Schloss Weissestein, our old Pommersfelden neighbor, was advertising their latest festival.
Too Bad we will miss it.
In the evening we all regrouped for a Frankish dinner at "Landgasthaus Popp". The place is out in the middle of nearby farms, but had a reasonable crowd for a Monday evening. No tourists, except Marianne and me. We ordered schnitzel or scheufele, a big chunk of pork shoulder, complete with bone and a layer of crispy fat. Not for diets.
On Tuesday morning, Marianne and Dale met with friends Kathy and Marilyn for morning coffee and conversation. The women have been friends for two decades now, so they always have plenty to talk about.
While Peter did Fall yard work, I took an 11,000-step walk into Herzogenaurach. I passed the herd of the local deer rancher and was later told these cute fellows are actually used by a local butcher to make sausage. Yikes.
Industry: Schaeffer, a bearing maker, employs 10,000 people in "Herzo"
Nearby is the original Adidas building.
Dinner was another Dale-prepared meal, tasty and accompanied with more stories.
From time to time, local kids would ring the door bell and cry" Trick or Treat", or the German equivalent. As was the case when we lived in Ukraine, it is a day of free candy that has become universal, not religious. It's not such a bad custom for Americans to be spreading around the world.
Wednesday may have been our quietest day yet. Only two "photo opportunities", but plenty of pleasant, unrecorded hours. The first set of pictures was from a house tour Dale gave us of the 1:12 scale Cape Dutch house she keeps upstairs. The detail of the miniature furnishings was amazing and we learned that there is a large community of artists and collectors working in this genre. Some, like Dale, are both.
Our other photo opportunity came from a walk in the fields and forest behind our friends' house. Yet more time to talk.
There is a local effort to put a highway bypass through these same fields.
Some are for it, some against, but neat and tidy protest signs are hung by both sides.
Thursday, our last full day in Herzo, started with a beautiful sunrise, almost all the sun we would get that day. Overall, we have enjoyed great weather in our two-month Fall visit, so a little rain is more than due. We were lucky even now though because northern Italy, western France, and the UK have just been drowned by a storm passing through in the last few days. We'll take a little soft German damp.

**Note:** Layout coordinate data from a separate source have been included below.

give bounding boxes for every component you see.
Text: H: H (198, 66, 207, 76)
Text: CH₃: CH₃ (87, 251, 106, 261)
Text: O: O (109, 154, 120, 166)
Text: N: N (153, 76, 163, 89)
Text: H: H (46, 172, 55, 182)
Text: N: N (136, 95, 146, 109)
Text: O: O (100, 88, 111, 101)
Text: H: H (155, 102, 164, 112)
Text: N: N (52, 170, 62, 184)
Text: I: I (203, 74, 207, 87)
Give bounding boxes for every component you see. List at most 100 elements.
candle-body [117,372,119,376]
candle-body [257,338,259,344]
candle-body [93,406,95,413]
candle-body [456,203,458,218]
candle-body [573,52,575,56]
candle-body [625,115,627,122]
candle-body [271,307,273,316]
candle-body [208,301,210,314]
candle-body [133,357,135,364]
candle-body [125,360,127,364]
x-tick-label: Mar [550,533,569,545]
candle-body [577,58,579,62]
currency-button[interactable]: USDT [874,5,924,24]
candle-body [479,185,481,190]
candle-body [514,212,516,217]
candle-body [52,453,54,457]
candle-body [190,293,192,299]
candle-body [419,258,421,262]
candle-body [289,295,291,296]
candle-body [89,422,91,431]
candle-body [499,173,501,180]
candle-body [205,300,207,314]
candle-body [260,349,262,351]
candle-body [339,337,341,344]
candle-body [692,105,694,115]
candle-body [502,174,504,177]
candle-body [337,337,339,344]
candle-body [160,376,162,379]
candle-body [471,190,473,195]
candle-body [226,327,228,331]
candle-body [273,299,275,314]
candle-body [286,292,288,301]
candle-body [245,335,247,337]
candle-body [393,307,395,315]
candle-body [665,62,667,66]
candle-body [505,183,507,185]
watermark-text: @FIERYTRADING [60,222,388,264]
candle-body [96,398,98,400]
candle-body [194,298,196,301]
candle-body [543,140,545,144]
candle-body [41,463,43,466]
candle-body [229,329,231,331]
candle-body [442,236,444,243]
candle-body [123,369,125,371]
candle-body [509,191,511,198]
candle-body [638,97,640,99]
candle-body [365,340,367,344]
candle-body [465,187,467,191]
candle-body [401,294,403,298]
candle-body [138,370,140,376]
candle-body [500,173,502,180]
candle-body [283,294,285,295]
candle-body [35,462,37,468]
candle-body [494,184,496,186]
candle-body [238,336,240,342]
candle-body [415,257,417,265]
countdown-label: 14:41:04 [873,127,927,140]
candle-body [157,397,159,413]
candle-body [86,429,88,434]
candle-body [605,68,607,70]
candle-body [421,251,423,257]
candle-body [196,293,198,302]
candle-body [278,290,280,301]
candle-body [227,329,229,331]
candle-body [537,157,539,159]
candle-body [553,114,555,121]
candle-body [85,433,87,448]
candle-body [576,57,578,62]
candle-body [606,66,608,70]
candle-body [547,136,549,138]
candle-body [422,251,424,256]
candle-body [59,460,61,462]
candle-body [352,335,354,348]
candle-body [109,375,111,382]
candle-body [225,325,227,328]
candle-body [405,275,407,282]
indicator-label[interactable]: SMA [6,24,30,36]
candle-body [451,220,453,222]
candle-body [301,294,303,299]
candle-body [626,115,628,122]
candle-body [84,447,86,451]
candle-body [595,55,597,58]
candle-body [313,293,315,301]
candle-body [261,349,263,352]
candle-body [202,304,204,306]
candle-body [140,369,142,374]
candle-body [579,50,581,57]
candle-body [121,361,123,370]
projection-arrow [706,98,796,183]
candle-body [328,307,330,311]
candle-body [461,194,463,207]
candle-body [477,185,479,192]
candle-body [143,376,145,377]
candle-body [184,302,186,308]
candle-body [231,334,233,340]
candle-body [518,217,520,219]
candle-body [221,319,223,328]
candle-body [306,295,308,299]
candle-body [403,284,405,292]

Marianne had a breakfast date with her friend Christiane and I had Uber-duty, so we were off by 9:30. After I dropped her off, I drove over to Burkhard's Bakery in our old Pommersfelden home town. It was fun to sit and enjoy a bakery breakfast like Marianne and I had often done more than a decade ago. I ran into our friend Uschi Weikert and we chatted, her in German and me in a rough mix of Gerlish. I reminded her that they have an invitation for a Fresno visit next Spring. Maybe.
Meanwhile, Marianne and Christiane enjoyed a few hours together and promised to stay in touch with WhatsApp video-calls at least monthly. We also extended an invitation for her and husband Thomas to visit in 2024, but he seemed more set on New Zealand. We'll see.
After the friend visit, we returned to Herzogenaurach, with a stop at the Puma and Adidas factory outlet stores. I don't believe the companies have many factories left in Germany, but their headquarters and flagship outlet stores remain. All we bought was a baby outfit for the newest Gabby and Mamal nephew, probably all we had room for in our swelling suitcases.
The last event of the day was dinner at Konrad Süß ("Suess" in translated spelling). The very authentic gasthaus is in neighboring Buch, not to be confused with a restaurant of the same name a few kilometers away in Weisendorf. The food was good and plentiful and the atmosphere was noisey b,ut friendly. Even the lobby gold fishes were friendly and blew kisses on our way out.
Back home, we spent another hour or two chatting. The Fitzes have been most gracious and we will miss their hospitality and stories.
Tomorrow, we would drive north to Maastricht and our last friend-visit.